In this step you save and schedule the search created in Step 2 to run on a regular basis. Daily is a good choice. 

Be sure to choose “Email” as the Alert type. (Don’t select Save to Lookup). You can select the conditions under which email alerts will be sent, and the time at which the queries are run. In this example, we have selected to only send an email when the search returns less than 5, which is indicative of an error.  

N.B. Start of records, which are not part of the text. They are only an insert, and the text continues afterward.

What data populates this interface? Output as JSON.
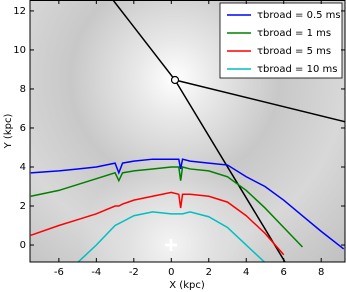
{
  "chart_data": {
    "type": "line",
    "xlabel": "X (kpc)",
    "ylabel": "Y (kpc)",
    "x": [
      -7.5,
      -6,
      -5,
      -4,
      -3,
      -2.8,
      -2.6,
      -2,
      -1,
      0,
      0.4,
      0.5,
      0.6,
      1,
      2,
      3,
      4,
      5,
      6,
      7,
      8,
      9.2
    ],
    "series": [
      {
        "name": "τbroad = 0.5 ms",
        "color": "#0000ff",
        "values": [
          3.7,
          3.8,
          3.9,
          4.0,
          4.2,
          3.7,
          4.2,
          4.3,
          4.4,
          4.4,
          4.4,
          3.9,
          4.4,
          4.3,
          4.2,
          4.1,
          3.5,
          3.0,
          2.3,
          1.5,
          0.7,
          -0.2
        ]
      },
      {
        "name": "τbroad = 1 ms",
        "color": "#008000",
        "values": [
          2.5,
          2.8,
          3.1,
          3.4,
          3.7,
          3.3,
          3.7,
          3.8,
          3.9,
          4.0,
          4.0,
          3.3,
          4.0,
          3.9,
          3.8,
          3.5,
          2.8,
          1.9,
          0.9,
          -0.1,
          null,
          null
        ]
      },
      {
        "name": "τbroad = 5 ms",
        "color": "#ff0000",
        "values": [
          0.5,
          1.0,
          1.3,
          1.6,
          2.0,
          2.0,
          2.1,
          2.3,
          2.5,
          2.7,
          2.6,
          1.9,
          2.6,
          2.6,
          2.5,
          2.2,
          1.5,
          0.6,
          -0.5,
          null,
          null,
          null
        ]
      },
      {
        "name": "τbroad = 10 ms",
        "color": "#00bfbf",
        "values": [
          null,
          null,
          -0.9,
          0.0,
          1.0,
          1.1,
          1.2,
          1.5,
          1.7,
          1.6,
          1.6,
          1.6,
          1.6,
          1.7,
          1.45,
          0.9,
          0.0,
          -0.9,
          null,
          null,
          null,
          null
        ]
      }
    ],
    "xlim": [
      -7.54,
      9.27
    ],
    "ylim": [
      -0.87,
      12.56
    ],
    "xticks": [
      -6,
      -4,
      -2,
      0,
      2,
      4,
      6,
      8
    ],
    "yticks": [
      0,
      2,
      4,
      6,
      8,
      10,
      12
    ],
    "legend": "upper-right"
  }
}
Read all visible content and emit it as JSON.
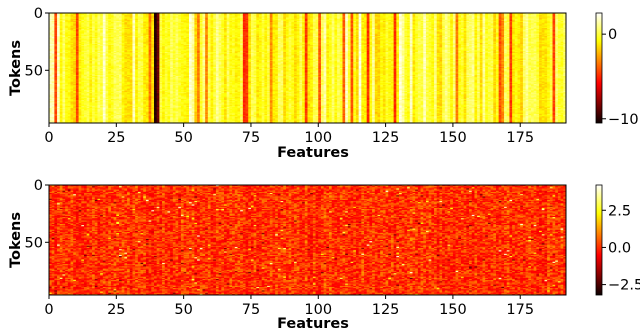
{
  "chart_data": [
    {
      "type": "heatmap",
      "title": "",
      "xlabel": "Features",
      "ylabel": "Tokens",
      "n_features": 192,
      "n_tokens": 96,
      "xticks": [
        0,
        25,
        50,
        75,
        100,
        125,
        150,
        175
      ],
      "yticks": [
        0,
        50
      ],
      "xlim": [
        0,
        192
      ],
      "ylim": [
        96,
        0
      ],
      "colormap": "hot",
      "colorbar": {
        "vmin": -10.5,
        "vmax": 2.5,
        "ticks": [
          {
            "value": 0,
            "label": "0"
          },
          {
            "value": -10,
            "label": "−10"
          }
        ]
      },
      "notable_columns": [
        {
          "feature": 39,
          "value": -10.5
        },
        {
          "feature": 40,
          "value": -9.0
        },
        {
          "feature": 31,
          "value": 1.5
        },
        {
          "feature": 72,
          "value": -5.0
        },
        {
          "feature": 112,
          "value": -4.0
        },
        {
          "feature": 20,
          "value": 1.8
        },
        {
          "feature": 168,
          "value": -3.0
        }
      ],
      "typical_value_range": [
        -3,
        1
      ]
    },
    {
      "type": "heatmap",
      "title": "",
      "xlabel": "Features",
      "ylabel": "Tokens",
      "n_features": 192,
      "n_tokens": 96,
      "xticks": [
        0,
        25,
        50,
        75,
        100,
        125,
        150,
        175
      ],
      "yticks": [
        0,
        50
      ],
      "xlim": [
        0,
        192
      ],
      "ylim": [
        96,
        0
      ],
      "colormap": "hot",
      "colorbar": {
        "vmin": -3.2,
        "vmax": 4.2,
        "ticks": [
          {
            "value": 2.5,
            "label": "2.5"
          },
          {
            "value": 0.0,
            "label": "0.0"
          },
          {
            "value": -2.5,
            "label": "−2.5"
          }
        ]
      },
      "typical_value_range": [
        -1,
        1
      ]
    }
  ]
}
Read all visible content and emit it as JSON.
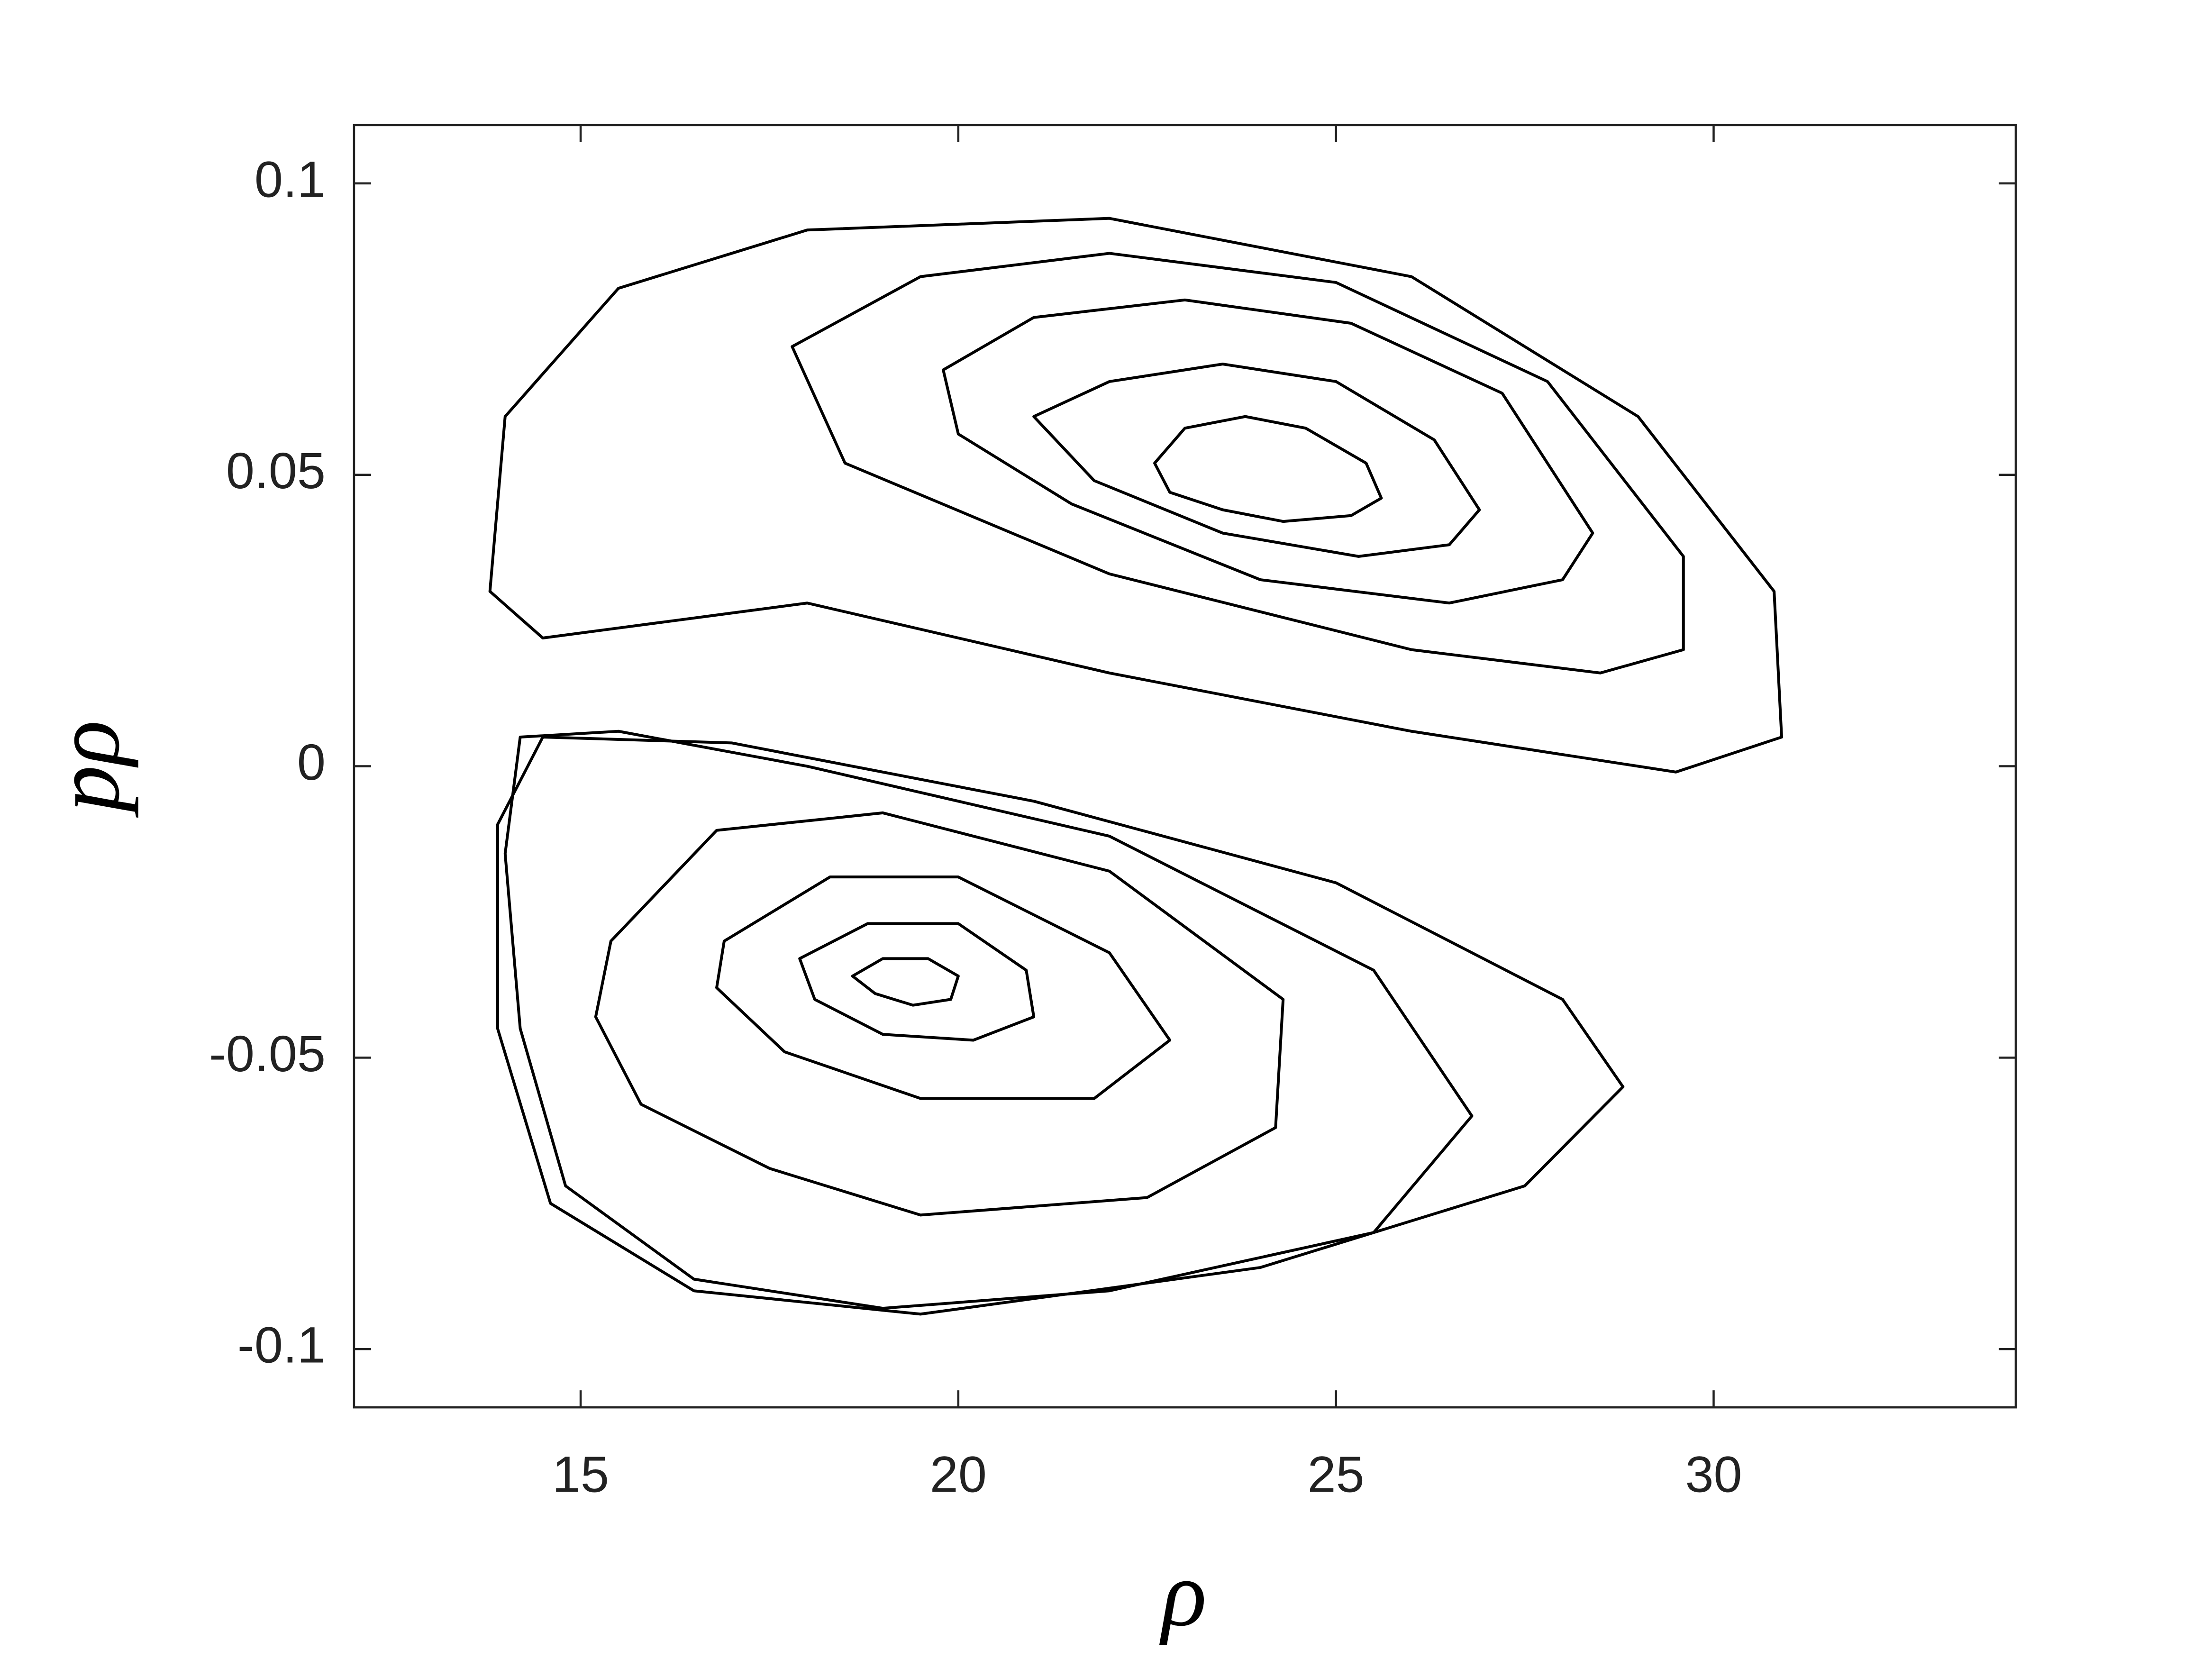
{
  "chart_data": {
    "type": "line",
    "xlabel": "ρ",
    "ylabel": "pρ",
    "xlim": [
      12,
      34
    ],
    "ylim": [
      -0.11,
      0.11
    ],
    "xticks": [
      15,
      20,
      25,
      30
    ],
    "yticks": [
      -0.1,
      -0.05,
      0,
      0.05,
      0.1
    ],
    "grid": false,
    "series": [
      {
        "color": "#000000",
        "x": [
          22.6,
          23.0,
          23.8,
          24.6,
          25.4,
          25.6,
          25.2,
          24.3,
          23.5,
          22.8
        ],
        "values": [
          0.052,
          0.058,
          0.06,
          0.058,
          0.052,
          0.046,
          0.043,
          0.042,
          0.044,
          0.047
        ]
      },
      {
        "color": "#000000",
        "x": [
          21.0,
          22.0,
          23.5,
          25.0,
          26.3,
          26.9,
          26.5,
          25.3,
          23.5,
          21.8
        ],
        "values": [
          0.06,
          0.066,
          0.069,
          0.066,
          0.056,
          0.044,
          0.038,
          0.036,
          0.04,
          0.049
        ]
      },
      {
        "color": "#000000",
        "x": [
          19.8,
          21.0,
          23.0,
          25.2,
          27.2,
          28.4,
          28.0,
          26.5,
          24.0,
          21.5,
          20.0
        ],
        "values": [
          0.068,
          0.077,
          0.08,
          0.076,
          0.064,
          0.04,
          0.032,
          0.028,
          0.032,
          0.045,
          0.057
        ]
      },
      {
        "color": "#000000",
        "x": [
          17.8,
          19.5,
          22.0,
          25.0,
          27.8,
          29.6,
          29.6,
          28.5,
          26.0,
          22.0,
          18.5
        ],
        "values": [
          0.072,
          0.084,
          0.088,
          0.083,
          0.066,
          0.036,
          0.02,
          0.016,
          0.02,
          0.033,
          0.052
        ]
      },
      {
        "color": "#000000",
        "x": [
          13.8,
          14.0,
          15.5,
          18.0,
          22.0,
          26.0,
          29.0,
          30.8,
          30.9,
          29.5,
          26.0,
          22.0,
          18.0,
          14.5
        ],
        "values": [
          0.03,
          0.06,
          0.082,
          0.092,
          0.094,
          0.084,
          0.06,
          0.03,
          0.005,
          -0.001,
          0.006,
          0.016,
          0.028,
          0.022
        ]
      },
      {
        "color": "#000000",
        "x": [
          18.6,
          19.0,
          19.6,
          20.0,
          19.9,
          19.4,
          18.9
        ],
        "values": [
          -0.036,
          -0.033,
          -0.033,
          -0.036,
          -0.04,
          -0.041,
          -0.039
        ]
      },
      {
        "color": "#000000",
        "x": [
          17.9,
          18.8,
          20.0,
          20.9,
          21.0,
          20.2,
          19.0,
          18.1
        ],
        "values": [
          -0.033,
          -0.027,
          -0.027,
          -0.035,
          -0.043,
          -0.047,
          -0.046,
          -0.04
        ]
      },
      {
        "color": "#000000",
        "x": [
          16.9,
          18.3,
          20.0,
          22.0,
          22.8,
          21.8,
          19.5,
          17.7,
          16.8
        ],
        "values": [
          -0.03,
          -0.019,
          -0.019,
          -0.032,
          -0.047,
          -0.057,
          -0.057,
          -0.049,
          -0.038
        ]
      },
      {
        "color": "#000000",
        "x": [
          15.4,
          16.8,
          19.0,
          22.0,
          24.3,
          24.2,
          22.5,
          19.5,
          17.5,
          15.8,
          15.2
        ],
        "values": [
          -0.03,
          -0.011,
          -0.008,
          -0.018,
          -0.04,
          -0.062,
          -0.074,
          -0.077,
          -0.069,
          -0.058,
          -0.043
        ]
      },
      {
        "color": "#000000",
        "x": [
          14.0,
          14.2,
          15.5,
          18.0,
          22.0,
          25.5,
          26.8,
          25.5,
          22.0,
          19.0,
          16.5,
          14.8,
          14.2
        ],
        "values": [
          -0.015,
          0.005,
          0.006,
          0.0,
          -0.012,
          -0.035,
          -0.06,
          -0.08,
          -0.09,
          -0.093,
          -0.088,
          -0.072,
          -0.045
        ]
      },
      {
        "color": "#000000",
        "x": [
          13.9,
          14.5,
          17.0,
          21.0,
          25.0,
          28.0,
          28.8,
          27.5,
          24.0,
          19.5,
          16.5,
          14.6,
          13.9
        ],
        "values": [
          -0.01,
          0.005,
          0.004,
          -0.006,
          -0.02,
          -0.04,
          -0.055,
          -0.072,
          -0.086,
          -0.094,
          -0.09,
          -0.075,
          -0.045
        ]
      }
    ]
  }
}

To save and schedule the search

  1. In the log search tab where you’ve run your query, choose Save as from the three-dot menu in the query area.
    save-as.png
  2. On the Save Item popup:
    • Name. Enter a name for the query.
    • Time range. Select a time range for the query.
    • Search By. Select Receipt Time.  
    • Location to save to. Choose a folder location.
    • Click Schedule this search.
      save-item.png
  3. On the Save Item popup:
    • Run frequency. Select Daily, unless you have another preference.
    • Send Notification. Choose If the following condition is met.
    • Alert condition. Select Less than <.
    • Alert type. Select Email.
    • Number of results. Enter 5, or another value if you prefer.
    • Recipients. Enter the email addresses of one or more users to receive email alerts.
    • Include in email. Select Search Query and Histogram, unless you have another preference.
      save-item-2.png
  4. Click Save.

Step 4: Configure the Lookup Table in CSE

If you’re going to use the Lookup Table to normalize Entities in CSE, follow the instructions in Configure an Entity Lookup Table.